Łamiesz przepisy? Zapomnij o ubezpieczeniu!
Niezapięte pasy, przekroczona prędkość, rozmowa przez telefon podczas jazdy – łatwo w ten sposób złamać przepisy drogowe. To z pozoru drobne przewinienia i grozi za nie kilka punktów karnych oraz mandat. Ale ich skutki mogą być dużo poważniejsze, gdy spowodujemy kolizję lub wypadek. Wtedy możemy mieć nawet nie lada problem z ubezpieczycielem.
Wielu kierowców uważa, że zakup polisy OC czy AC zwalnia ich zupełnie z odpowiedzialności za szkodę. Tymczasem towarzystwa ubezpieczeniowe mają pełne prawo do odmowy lub zmniejszenia świadczenia, jeżeli do kolizji doszło wskutek złamania przepisów.
Prowadzisz – nie pij!
Trzeźwość za kierownicą to podstawa. Kierowca, który prowadzi pojazd pod wpływem alkoholu nie jest chroniony zarówno z OC (wprawdzie z polisy OC zostanie wypłacone odszkodowanie, ale sprawca zdarzenia zostanie zobligowany do zwrotu całej kwoty), jak i AC.
Zmniejszenie odszkodowania AC – adekwatnie do winy
Aby ubezpieczyciel mógł odmówić naprawy pojazdu w ramach AC z powodu złamania przepisów drogowych, wykroczenie musi mieć bezpośredni wpływ na zdarzenie. Towarzystwa ubezpieczeniowe stosują również zmniejszenie świadczeń z autocasco lub wprowadzenie udziału własnego – w zależności od przyczynienia się do szkody lub zwiększenia jej rozmiaru.
Poznaj – Ubezpieczenie samochodu – jak wybrać najlepszą polisę?
W zapisach OWU (ogólnych warunków ubezpieczenia) zakładów ubezpieczeń mogą pojawić się różne zapisy na ten temat. Do najczęstszych przyczyn zmiany wysokości świadczenia z AC należy:
- przekroczenie prędkości,
- zignorowanie znaku stop, zakazu lub nakazu wjazdu,
- prowadzenie rozmowy podczas jazdy bez zestawu głośnomówiącego,
- wjazd na skrzyżowanie na czerwonym świetle,
- wymuszenie pierwszeństwa.
Wyścigi i jazdy demonstracyjne – autocasco nie pomoże
Wyłączenie odpowiedzialności za szkodę, która jest skutkiem udziału w wyścigach o charakterze niezorganizowanym, konkursach, rajdach i treningach to standardowy zapis OWU autocasco (ich treść zależy od ustaleń każdego towarzystwa).
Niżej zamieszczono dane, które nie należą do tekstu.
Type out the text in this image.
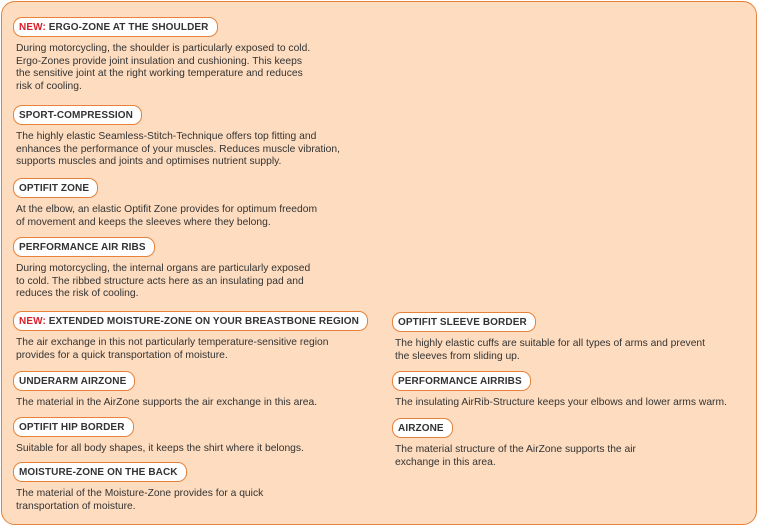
NEW: ERGO-ZONE AT THE SHOULDER
During motorcycling, the shoulder is particularly exposed to cold.
Ergo-Zones provide joint insulation and cushioning. This keeps
the sensitive joint at the right working temperature and reduces
risk of cooling.
SPORT-COMPRESSION
The highly elastic Seamless-Stitch-Technique offers top fitting and
enhances the performance of your muscles. Reduces muscle vibration,
supports muscles and joints and optimises nutrient supply.
OPTIFIT ZONE
At the elbow, an elastic Optifit Zone provides for optimum freedom
of movement and keeps the sleeves where they belong.
PERFORMANCE AIR RIBS
During motorcycling, the internal organs are particularly exposed
to cold. The ribbed structure acts here as an insulating pad and
reduces the risk of cooling.
NEW: EXTENDED MOISTURE-ZONE ON YOUR BREASTBONE REGION
The air exchange in this not particularly temperature-sensitive region
provides for a quick transportation of moisture.
UNDERARM AIRZONE
The material in the AirZone supports the air exchange in this area.
OPTIFIT HIP BORDER
Suitable for all body shapes, it keeps the shirt where it belongs.
MOISTURE-ZONE ON THE BACK
The material of the Moisture-Zone provides for a quick
transportation of moisture.
OPTIFIT SLEEVE BORDER
The highly elastic cuffs are suitable for all types of arms and prevent
the sleeves from sliding up.
PERFORMANCE AIRRIBS
The insulating AirRib-Structure keeps your elbows and lower arms warm.
AIRZONE
The material structure of the AirZone supports the air
exchange in this area.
Podobne ograniczenia ochrony wprowadza się przy szkodach powstałych podczas jazd próbnych i demonstracyjnych.
Zapinanie pasów zawsze obowiązkowe
Wprawdzie niezapięte pasy w większości przypadków nie stanowią podstaw do odmowy odszkodowania w ramach AC (chyba, że wpłynęło to na zwiększenie rozmiarów szkody), ale na pewno mogą zdecydować o wysokości świadczenia z dobrowolnej polisy NNW. Przypomnijmy – ochronę ubezpieczeniową na wypadek nieszczęśliwego wypadku możemy dokupić nabywając najtańsze ubezpieczenie OC lub autocasco.
Jeżeli w wyniku wypadku kierowca czy pasażer samochodu zostanie trwałym inwalidą, a zakład ubezpieczeń uzna, że brak zapiętych pasów wpłynął na rozmiar doznanego uszczerbku na zdrowiu, odszkodowanie lub nawet comiesięczna renta mogą zostać pomniejszone. Jak bardzo? To zależy od zapisów umowy.